Split Testing

Introduction

Whenever we want to add a new feature to the LMS or otherwise change the website, we should split test it before rolling out a full implementation to all of our users. Also called A/B testing, split testing can tell us what effect a new feature will have on our core metrics before we deploy it fully. In this way, we can avoid rolling out a new feature if it does not provide a significant boost to, or even worse, hurts, our metrics.

For example, split testing would have been useful before we deployed inline score displays for each problem. Do users who are shown their problem scores within the courseware leave the courseware as often as those users who are not shown their progress within the courseware? Is the progress page viewed less frequently by those students shown their scores within the courseware? We asked these questions before implementing the inline score display feature, but the only way we could answer them was to implement the feature and observe its impact. Split testing would have allowed us to answer these questions before rolling out the feature to our entire user base.
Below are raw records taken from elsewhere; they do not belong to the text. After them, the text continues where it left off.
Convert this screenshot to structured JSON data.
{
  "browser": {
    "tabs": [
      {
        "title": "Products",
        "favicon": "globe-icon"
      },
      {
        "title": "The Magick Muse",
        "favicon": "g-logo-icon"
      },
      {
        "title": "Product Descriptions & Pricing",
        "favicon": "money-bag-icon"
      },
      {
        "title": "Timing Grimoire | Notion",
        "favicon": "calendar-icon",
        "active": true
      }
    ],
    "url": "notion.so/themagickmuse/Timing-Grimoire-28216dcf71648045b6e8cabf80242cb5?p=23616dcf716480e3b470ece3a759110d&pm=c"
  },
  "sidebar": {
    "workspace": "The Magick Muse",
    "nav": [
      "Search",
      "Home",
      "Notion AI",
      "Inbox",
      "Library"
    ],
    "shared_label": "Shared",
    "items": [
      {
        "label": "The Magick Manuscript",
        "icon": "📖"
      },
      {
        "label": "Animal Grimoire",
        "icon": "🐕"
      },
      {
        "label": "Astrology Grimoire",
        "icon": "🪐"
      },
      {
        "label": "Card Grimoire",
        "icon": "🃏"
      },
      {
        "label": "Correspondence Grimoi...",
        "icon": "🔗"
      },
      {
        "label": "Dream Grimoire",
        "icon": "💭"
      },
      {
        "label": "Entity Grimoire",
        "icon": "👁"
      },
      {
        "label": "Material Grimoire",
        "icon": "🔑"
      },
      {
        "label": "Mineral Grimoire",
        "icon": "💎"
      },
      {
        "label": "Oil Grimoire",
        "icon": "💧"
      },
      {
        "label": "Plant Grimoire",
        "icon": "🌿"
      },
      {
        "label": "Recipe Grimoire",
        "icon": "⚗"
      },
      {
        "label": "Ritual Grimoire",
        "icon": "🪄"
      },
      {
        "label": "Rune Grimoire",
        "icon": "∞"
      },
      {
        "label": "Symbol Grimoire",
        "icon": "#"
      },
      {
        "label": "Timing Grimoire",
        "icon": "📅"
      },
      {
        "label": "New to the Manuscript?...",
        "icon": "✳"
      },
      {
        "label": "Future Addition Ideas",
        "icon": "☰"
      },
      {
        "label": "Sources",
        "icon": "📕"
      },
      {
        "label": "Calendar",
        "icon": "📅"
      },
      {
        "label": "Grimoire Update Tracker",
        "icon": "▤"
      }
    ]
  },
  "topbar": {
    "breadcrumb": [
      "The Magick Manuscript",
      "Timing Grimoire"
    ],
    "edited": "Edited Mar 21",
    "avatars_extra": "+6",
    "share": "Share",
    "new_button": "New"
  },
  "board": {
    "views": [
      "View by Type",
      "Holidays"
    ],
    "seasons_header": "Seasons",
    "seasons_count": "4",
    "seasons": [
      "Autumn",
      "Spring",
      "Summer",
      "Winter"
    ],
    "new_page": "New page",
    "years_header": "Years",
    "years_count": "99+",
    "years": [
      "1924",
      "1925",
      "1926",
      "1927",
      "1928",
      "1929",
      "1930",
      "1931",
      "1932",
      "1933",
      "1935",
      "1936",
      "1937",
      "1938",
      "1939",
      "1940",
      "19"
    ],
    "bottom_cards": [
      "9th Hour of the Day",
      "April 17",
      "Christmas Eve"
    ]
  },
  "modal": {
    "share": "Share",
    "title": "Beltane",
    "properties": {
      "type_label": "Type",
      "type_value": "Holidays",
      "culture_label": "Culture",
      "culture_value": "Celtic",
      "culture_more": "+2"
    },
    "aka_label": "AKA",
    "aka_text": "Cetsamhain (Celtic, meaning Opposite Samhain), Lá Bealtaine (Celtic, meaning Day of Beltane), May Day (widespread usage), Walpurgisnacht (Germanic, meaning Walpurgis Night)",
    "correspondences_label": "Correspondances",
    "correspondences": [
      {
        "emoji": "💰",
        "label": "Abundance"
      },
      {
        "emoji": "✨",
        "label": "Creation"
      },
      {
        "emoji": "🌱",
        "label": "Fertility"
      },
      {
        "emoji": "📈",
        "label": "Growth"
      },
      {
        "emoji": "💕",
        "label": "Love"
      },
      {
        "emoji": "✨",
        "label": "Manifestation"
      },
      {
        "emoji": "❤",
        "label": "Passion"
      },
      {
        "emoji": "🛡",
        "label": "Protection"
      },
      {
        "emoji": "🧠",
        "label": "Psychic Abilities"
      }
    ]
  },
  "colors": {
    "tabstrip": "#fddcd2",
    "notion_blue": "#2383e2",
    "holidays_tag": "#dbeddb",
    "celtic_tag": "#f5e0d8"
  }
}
In short, having the ability to perform split testing of new features before their rollout allows us to make smarter decisions.

Requirements

At the most basic level, we need a way to do the following:

Divide our users into groups
Control which Django views or templates are exposed to these groups
Monitor and compare the behavior of these groups of users

We also want our method of split testing to be flexible. That is, we want to be able to apply it across the platform to changes ranging from cosmetic alterations to entirely new features. In addition, we would prefer an approach which does not require a large volume of new code. Even better, we would like an approach which does not require pushing code to turn features on or off.

Implementation Details

There are several open-source A/B testing frameworks for Django. These include Django-lean, Django-experiments, Django-AB, Splango, Django-mini-lean, and Leaner. However, after doing some research, we decided to stay away from these. The majority are not compatible with Django 1.4, are no longer maintained, and are either poorly documented or entirely undocumented. What is more, in an attempt to abstract the process of split testing, these frameworks are often too rigid for our broad variety of potential use cases. Most are designed with the express purpose of tracking user signups or purchases. A more flexible and lightweight approach is to use a Django feature flipper in conjunction with Mixpanel.

Overview of Waffle

Waffle is a clean and simple feature flipper for Django. See the slides from this talk for more information. Using Waffle requires the creation of three new database tables, necessary for keeping track of Waffle Flags, Switches, and Samples. Note that tables of users belonging to different testing groups are not kept. This is because Waffle's flags are session based, switches are named booleans stored in the database, and samples are named percentages stored in the database.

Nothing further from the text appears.